Group theory: cyclic groups question?

skyscraperblue

Hi there,
I'm having huge trouble with my group theory homework assignment. I don't know why but I find it extremely difficult to apply the theory of cyclic groups to any actual group - I know in theory that it's generated by one element but when I try to find that element I get confused. My questions ask me to determine whether the following groups are cyclic:

• Z3 under addition
• Z6* under multiplication
• the direct product Z2 x Z2

Then I have to find all the subgroups of these groups. Please help!

TheBody

skyscraperblue wrote: »

Hi there,
I'm having huge trouble with my group theory homework assignment. I don't know why but I find it extremely difficult to apply the theory of cyclic groups to any actual group - I know in theory that it's generated by one element but when I try to find that element I get confused. My questions ask me to determine whether the following groups are cyclic:

• Z3 under addition
• Z6* under multiplication
• the direct product Z2 x Z2

Then I have to find all the subgroups of these groups. Please help!

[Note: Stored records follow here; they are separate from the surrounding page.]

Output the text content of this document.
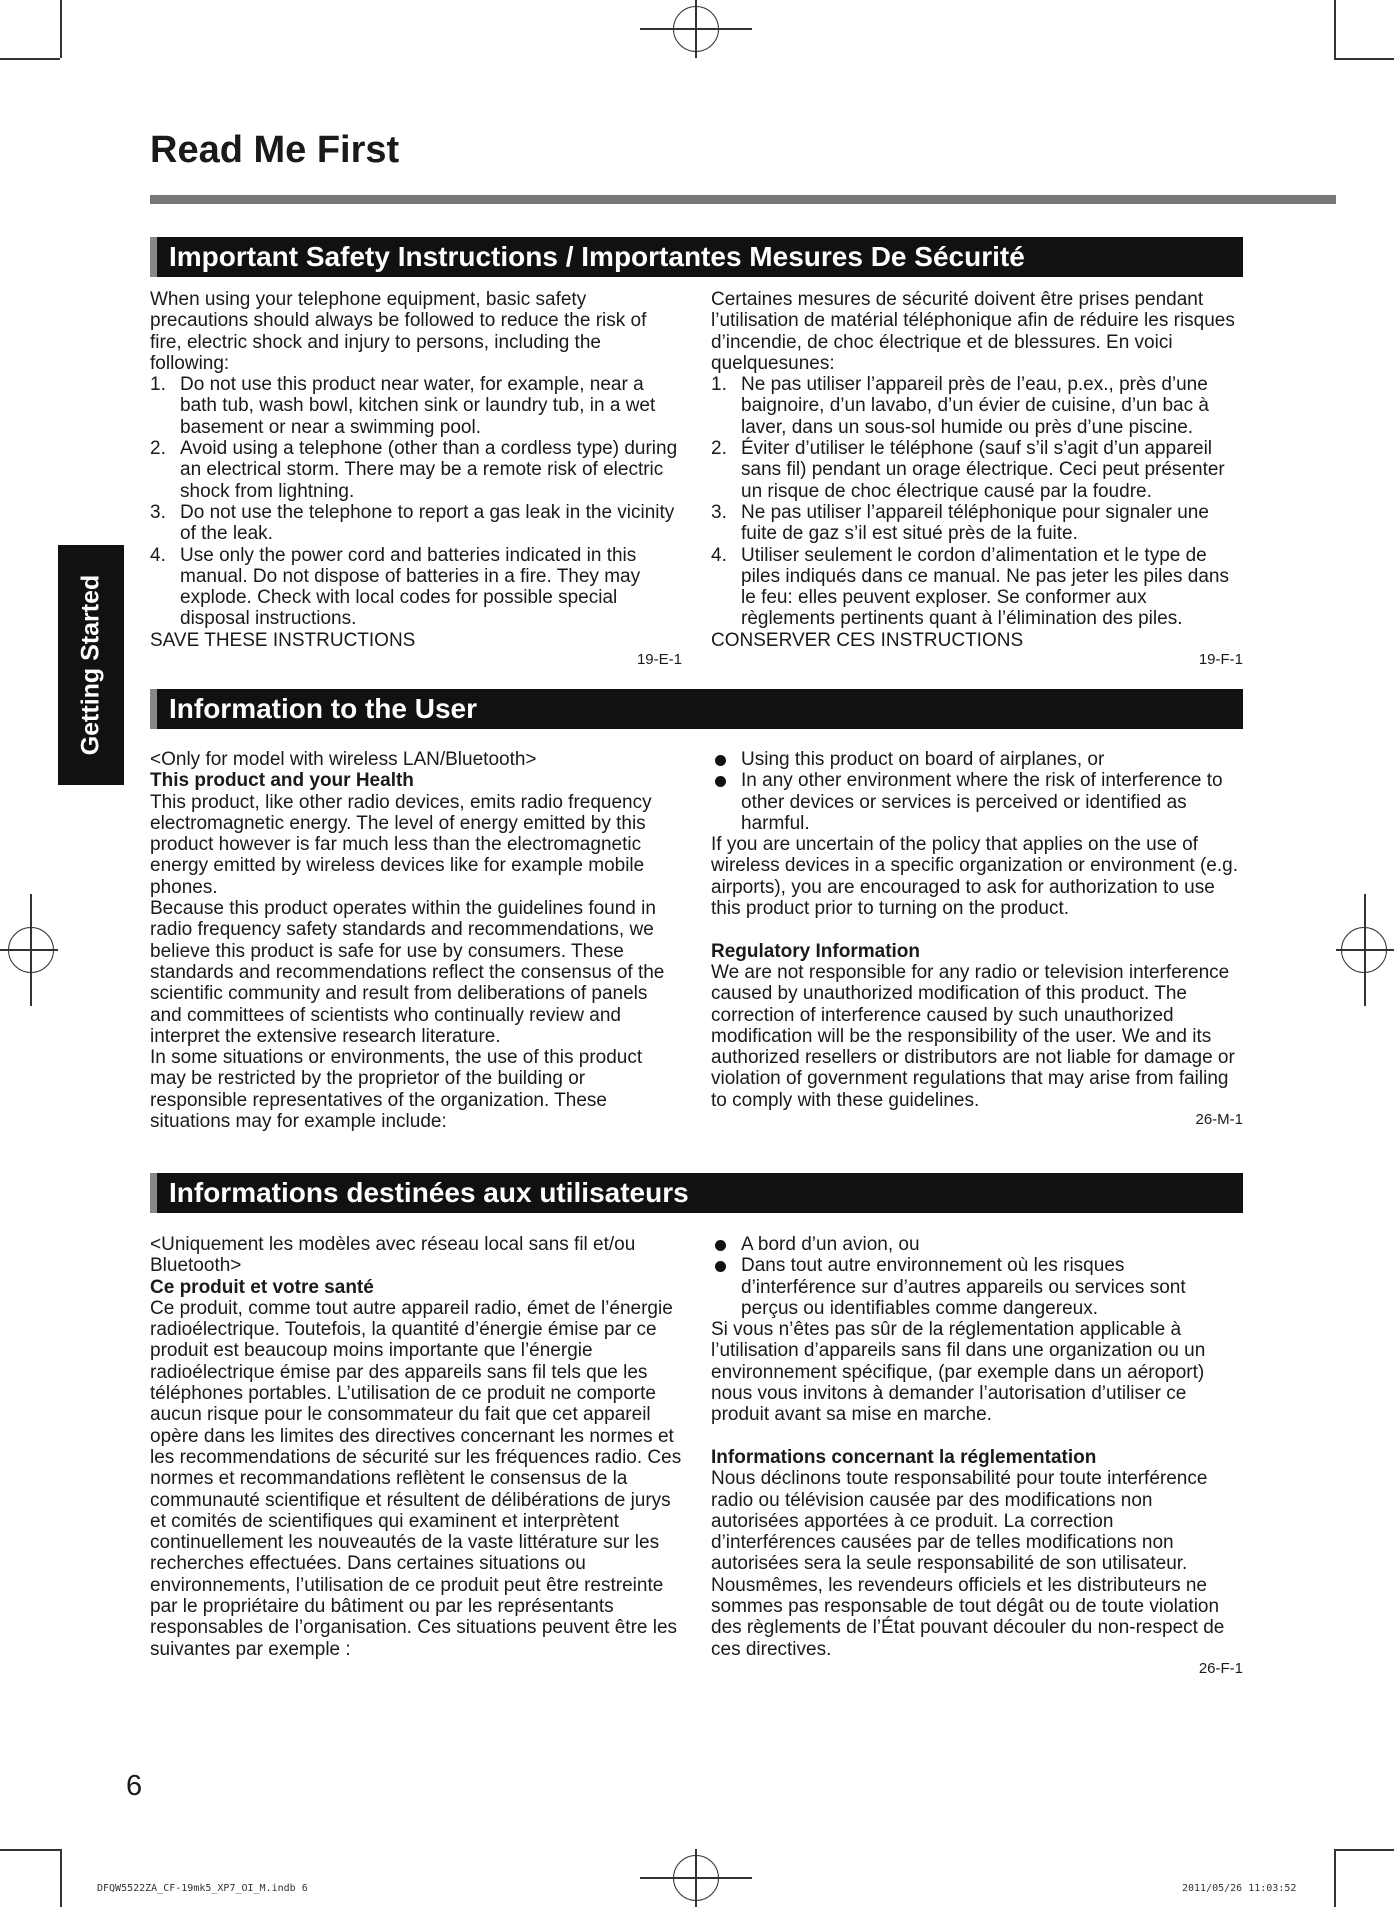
Read Me First
Getting Started
Important Safety Instructions / Importantes Mesures De Sécurité

When using your telephone equipment, basic safety precautions should always be followed to reduce the risk of fire, electric shock and injury to persons, including the following:

1. Do not use this product near water, for example, near a bath tub, wash bowl, kitchen sink or laundry tub, in a wet basement or near a swimming pool.
2. Avoid using a telephone (other than a cordless type) during an electrical storm. There may be a remote risk of electric shock from lightning.
3. Do not use the telephone to report a gas leak in the vicinity of the leak.
4. Use only the power cord and batteries indicated in this manual. Do not dispose of batteries in a fire. They may explode. Check with local codes for possible special disposal instructions.

SAVE THESE INSTRUCTIONS

19-E-1

Certaines mesures de sécurité doivent être prises pendant l’utilisation de matérial téléphonique afin de réduire les risques d’incendie, de choc électrique et de blessures. En voici quelquesunes:

1. Ne pas utiliser l’appareil près de l’eau, p.ex., près d’une baignoire, d’un lavabo, d’un évier de cuisine, d’un bac à laver, dans un sous-sol humide ou près d’une piscine.
2. Éviter d’utiliser le téléphone (sauf s’il s’agit d’un appareil sans fil) pendant un orage électrique. Ceci peut présenter un risque de choc électrique causé par la foudre.
3. Ne pas utiliser l’appareil téléphonique pour signaler une fuite de gaz s’il est situé près de la fuite.
4. Utiliser seulement le cordon d’alimentation et le type de piles indiqués dans ce manual. Ne pas jeter les piles dans le feu: elles peuvent exploser. Se conformer aux règlements pertinents quant à l’élimination des piles.

CONSERVER CES INSTRUCTIONS

19-F-1
Information to the User

<Only for model with wireless LAN/Bluetooth>

This product and your Health

This product, like other radio devices, emits radio frequency electromagnetic energy. The level of energy emitted by this product however is far much less than the electromagnetic energy emitted by wireless devices like for example mobile phones.

Because this product operates within the guidelines found in radio frequency safety standards and recommendations, we believe this product is safe for use by consumers. These standards and recommendations reflect the consensus of the scientific community and result from deliberations of panels and committees of scientists who continually review and interpret the extensive research literature.

In some situations or environments, the use of this product may be restricted by the proprietor of the building or responsible representatives of the organization. These situations may for example include:

Using this product on board of airplanes, or
In any other environment where the risk of interference to other devices or services is perceived or identified as harmful.

If you are uncertain of the policy that applies on the use of wireless devices in a specific organization or environment (e.g. airports), you are encouraged to ask for authorization to use this product prior to turning on the product.

Regulatory Information

We are not responsible for any radio or television interference caused by unauthorized modification of this product. The correction of interference caused by such unauthorized modification will be the responsibility of the user. We and its authorized resellers or distributors are not liable for damage or violation of government regulations that may arise from failing to comply with these guidelines.

26-M-1
Informations destinées aux utilisateurs

<Uniquement les modèles avec réseau local sans fil et/ou Bluetooth>

Ce produit et votre santé

Ce produit, comme tout autre appareil radio, émet de l’énergie radioélectrique. Toutefois, la quantité d’énergie émise par ce produit est beaucoup moins importante que l’énergie radioélectrique émise par des appareils sans fil tels que les téléphones portables. L’utilisation de ce produit ne comporte aucun risque pour le consommateur du fait que cet appareil opère dans les limites des directives concernant les normes et les recommendations de sécurité sur les fréquences radio. Ces normes et recommandations reflètent le consensus de la communauté scientifique et résultent de délibérations de jurys et comités de scientifiques qui examinent et interprètent continuellement les nouveautés de la vaste littérature sur les recherches effectuées. Dans certaines situations ou environnements, l’utilisation de ce produit peut être restreinte par le propriétaire du bâtiment ou par les représentants responsables de l’organisation. Ces situations peuvent être les suivantes par exemple :

A bord d’un avion, ou
Dans tout autre environnement où les risques d’interférence sur d’autres appareils ou services sont perçus ou identifiables comme dangereux.

Si vous n’êtes pas sûr de la réglementation applicable à l’utilisation d’appareils sans fil dans une organization ou un environnement spécifique, (par exemple dans un aéroport) nous vous invitons à demander l’autorisation d’utiliser ce produit avant sa mise en marche.

Informations concernant la réglementation

Nous déclinons toute responsabilité pour toute interférence radio ou télévision causée par des modifications non autorisées apportées à ce produit. La correction d’interférences causées par de telles modifications non autorisées sera la seule responsabilité de son utilisateur. Nousmêmes, les revendeurs officiels et les distributeurs ne sommes pas responsable de tout dégât ou de toute violation des règlements de l’État pouvant découler du non-respect de ces directives.

26-F-1
6
DFQW5522ZA_CF-19mk5_XP7_OI_M.indb 6	2011/05/26 11:03:52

Why don't you start with the first one: [latex]\mathbb{Z}_3[/latex]. The elements of this group are {0, 1, 2}. So under addition in [latex]\mathbb{Z}_3[/latex], will any element in this group generate all these elements if added to itself a number of times? For example, clearly 0 won't be a generator for the group because no matter how many times we add 0 to itself, we will never generate the elements in the group. Try the different elements and let us know what you get.